= Chronica Gentis Scotorum =

Scottish history by John of Fordun

The Chronica Gentis Scotorum or Chronicles of the Scottish People was the first substantial work of Scottish history. It was written by John of Fordun, a priest of the diocese of St. Andrews and chaplain of the church of Aberdeen. Before his death, he had finished the first five books down to the reign of David I (1124–53) and had arranged his remaining materials, the last of which was dated 1385.

==Continuations==
Andrew of Wyntoun, a canon regular of St Andrews and prior to the St Serf's Inch Priory in Loch Leven, wrote a chronicle of Scotland between 1420 and 1424, but his work shows no familiarity with Fordun's. However, in 1441, Walter Bower (or Bowmaker), abbot of Inchcolm, continued Fordun's history to the year 1437, adding material to the death of James I (1437), incorporating additional material, and entitling his work the Scotichronicon.

Copies were preserved in leading religious houses by whose names the manuscripts are known, including the Book of Paisley, the Book of Scone, the Book of Cupar, and the Chronicle of Icolmkill. Though the names of Patrick Russell, a Carthusian monk of the monastery of Charterhouse in Perth, and Magnus MacCulloch, secretary to the archbishop of St Andrews, are attached to some of these copies, they remain in essence Walter Bower's compilations.

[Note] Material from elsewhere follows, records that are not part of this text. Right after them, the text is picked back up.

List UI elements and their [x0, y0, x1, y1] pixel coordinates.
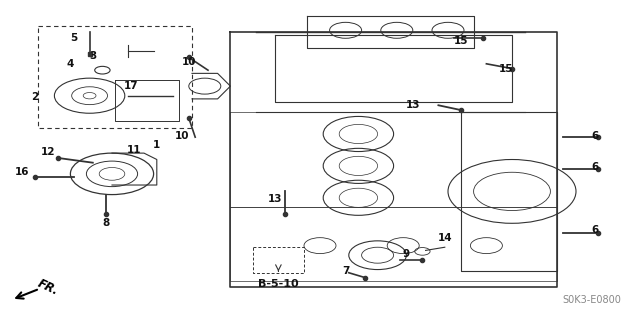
Text: 13: 13 — [268, 194, 282, 204]
Text: 14: 14 — [438, 233, 452, 243]
Text: 10: 10 — [175, 130, 189, 141]
Text: 15: 15 — [499, 63, 513, 74]
Text: 13: 13 — [406, 100, 420, 110]
Text: 17: 17 — [124, 81, 138, 91]
Text: B-5-10: B-5-10 — [258, 279, 299, 289]
Text: 16: 16 — [15, 167, 29, 177]
Text: 1: 1 — [153, 140, 161, 150]
Text: FR.: FR. — [35, 277, 60, 298]
Text: 4: 4 — [67, 59, 74, 69]
Text: 11: 11 — [127, 145, 141, 155]
Text: 15: 15 — [454, 36, 468, 47]
Text: 6: 6 — [591, 130, 599, 141]
Text: 2: 2 — [31, 92, 39, 102]
Text: 3: 3 — [89, 51, 97, 61]
Text: 10: 10 — [182, 57, 196, 67]
Text: 12: 12 — [41, 146, 55, 157]
Text: 5: 5 — [70, 33, 77, 43]
Text: 7: 7 — [342, 266, 349, 276]
Text: 8: 8 — [102, 218, 109, 228]
Text: S0K3-E0800: S0K3-E0800 — [562, 295, 621, 305]
Text: 9: 9 — [403, 249, 410, 259]
Text: 6: 6 — [591, 225, 599, 235]
Text: 6: 6 — [591, 162, 599, 173]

==Key features of the chronicle==
According to historian William F. Skene, the key features of Fordun's history of early Scotland include the following:
- The Scots derived their origin from Gathelus, son of Neolus, king of Greece, who, in the time of Moses, went to Egypt, where he married Scota, a daughter of the pharaoh, after which he led the Scots to Spain.
- From Spain, several groups went to Ireland, the last of which was under the leadership of Simon Breac, son of the king of Spain, who brought with him the Stone of Scone, the coronation seat of the Scottish kings, which, according to Fordun, was marble.
- Under Breac's great-grandson, Ethachius Rothay, the Scots went to Albion, renaming it Scotia. The Picts then settled in Scotland and intermarried with the Scots.
- In 330 BC, during the time of their king Ferchard, the Scots chose the king's son Fergus as their leader. Fergus, whose territory extended from the sea and the western isles to Drumalban, brought the coronation stone from Ireland.
- Rether, the great-grandson of Fergus, brought over another colony of Scots from Ireland and united them with the Scots already established on the mainland and the islands.
- In AD 203, the Scots converted to Christianity.
- In AD 360, Eugenius, king of the Scots, was killed by the Picts and Britons, who drove the Scots (under the leadership of Ethodius and Erth, brother and nephew of Eugenius, respectively) back to Ireland.
- After their departure, the relics of St Andrew, according to Fordun, were brought to Scotland and received by Hurgurst, king of the Picts.
- In AD 403, the Scots returned under the leadership of Erth, son of Fergus, and occupied Ergadia. Erth was the ancestor of forty-five Scots kings, ending with Kenneth MacAlpin, who led the Scots out of Ergadia, conquered the Picts, and reigned over the whole of Scotland.
- Fordun concluded with a list of Scottish kings from Kenneth MacAlpin to David I.